Matt Balvanz, Navigate’s senior vice president for analytics and research, said the projections are based on observing a roughly 50 percent increase in per-viewer revenue in recent deals for the NFL, NHL and other leagues; an anticipated 25 percent round-over-round increase in viewers, as has historically been the case with the CFP semifinals and championship; and an average 8 percent annual bump in advertising fees charged by the networks, The Athletic reported.

“In layman’s terms, the market has basically doubled from one deal to the next, and you’re seeing it in all these other deals that are getting done,” Balvanz said. “Just the three (current CFP) games, that’s going to be worth twice as much in the next deal round, and that was always to be expected. Part of the growth is you’re getting more per viewer from the New Year’s Six bowls. And now you’re adding four new (first-round) games that weren’t there before.

“I’ve seen articles mention (the value) could ‘double or triple. I would side more with the tripling. All the evidence is there, given how bullish it appears media companies are on live sports rights.”

Navigate applied the CFP’s current revenue distribution formula to a possible new deal and found that future paydays for Power 5 schools could be enough to cover an entire athletic department’s annual coaches’ salaries. In 2019-20, the most recent season for which the CFP publicized its data, each Power 5 league got a flat fee of $67 million. A conference could net an additional $4 million for each team that qualified for a New Year’s Six bowl and $6 million for reaching a Playoff semifinal. Power 5 conferences also net extra payments for their contracts with the Rose (average $40 million per team), Sugar ($40 million) and Orange ($27.5 million) bowls. With all those contracts folded into one, the expected average CFP revenue for each Power 5 conference jumps to just north of $320 million, according to The Athletic.

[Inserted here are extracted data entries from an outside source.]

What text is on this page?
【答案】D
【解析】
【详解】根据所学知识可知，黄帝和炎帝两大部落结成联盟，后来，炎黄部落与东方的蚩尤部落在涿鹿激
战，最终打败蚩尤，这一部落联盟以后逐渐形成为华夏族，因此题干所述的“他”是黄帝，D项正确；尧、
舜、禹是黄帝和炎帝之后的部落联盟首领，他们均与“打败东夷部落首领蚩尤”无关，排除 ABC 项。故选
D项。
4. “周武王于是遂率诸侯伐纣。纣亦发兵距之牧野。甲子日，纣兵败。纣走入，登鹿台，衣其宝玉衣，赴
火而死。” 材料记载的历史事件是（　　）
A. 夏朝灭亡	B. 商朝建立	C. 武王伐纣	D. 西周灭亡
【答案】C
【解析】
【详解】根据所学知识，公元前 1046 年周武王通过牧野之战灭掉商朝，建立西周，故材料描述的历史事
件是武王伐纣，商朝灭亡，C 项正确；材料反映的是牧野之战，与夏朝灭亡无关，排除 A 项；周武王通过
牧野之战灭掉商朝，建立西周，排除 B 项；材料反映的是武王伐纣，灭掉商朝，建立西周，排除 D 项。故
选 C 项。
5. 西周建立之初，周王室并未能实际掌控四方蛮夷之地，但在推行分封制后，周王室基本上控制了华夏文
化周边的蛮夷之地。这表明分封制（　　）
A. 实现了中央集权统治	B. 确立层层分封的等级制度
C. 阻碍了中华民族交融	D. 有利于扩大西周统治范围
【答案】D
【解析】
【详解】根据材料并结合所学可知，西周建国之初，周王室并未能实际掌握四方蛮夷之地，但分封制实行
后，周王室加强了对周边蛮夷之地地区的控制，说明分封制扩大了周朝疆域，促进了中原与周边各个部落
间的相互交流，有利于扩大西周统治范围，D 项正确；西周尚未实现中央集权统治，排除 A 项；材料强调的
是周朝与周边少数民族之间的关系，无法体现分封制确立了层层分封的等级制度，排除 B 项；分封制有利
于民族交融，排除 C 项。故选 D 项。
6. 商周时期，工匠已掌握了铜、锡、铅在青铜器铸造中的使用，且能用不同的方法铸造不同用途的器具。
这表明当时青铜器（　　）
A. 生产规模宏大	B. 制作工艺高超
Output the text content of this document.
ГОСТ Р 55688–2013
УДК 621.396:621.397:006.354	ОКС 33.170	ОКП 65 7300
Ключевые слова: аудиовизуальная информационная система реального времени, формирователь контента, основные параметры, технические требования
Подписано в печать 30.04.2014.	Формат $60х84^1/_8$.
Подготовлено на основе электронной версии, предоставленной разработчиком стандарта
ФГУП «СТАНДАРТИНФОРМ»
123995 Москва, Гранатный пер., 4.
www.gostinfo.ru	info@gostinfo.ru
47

Group of 5 conferences, meanwhile, share a CFP cut that in 2019-20 was $92 million — about 16 percent of the Power 5’s combined take. Were that same formula replicated under the new projections, that payout would jump to $254 million, or about $4.2 million per school, up from $1.5 million, Mandel reported.

“This proposal at its heart was created to provide more participation for more players and more schools,” CFP executive director Bill Hancock said. “In a nutshell, that is the working group’s message: more participation."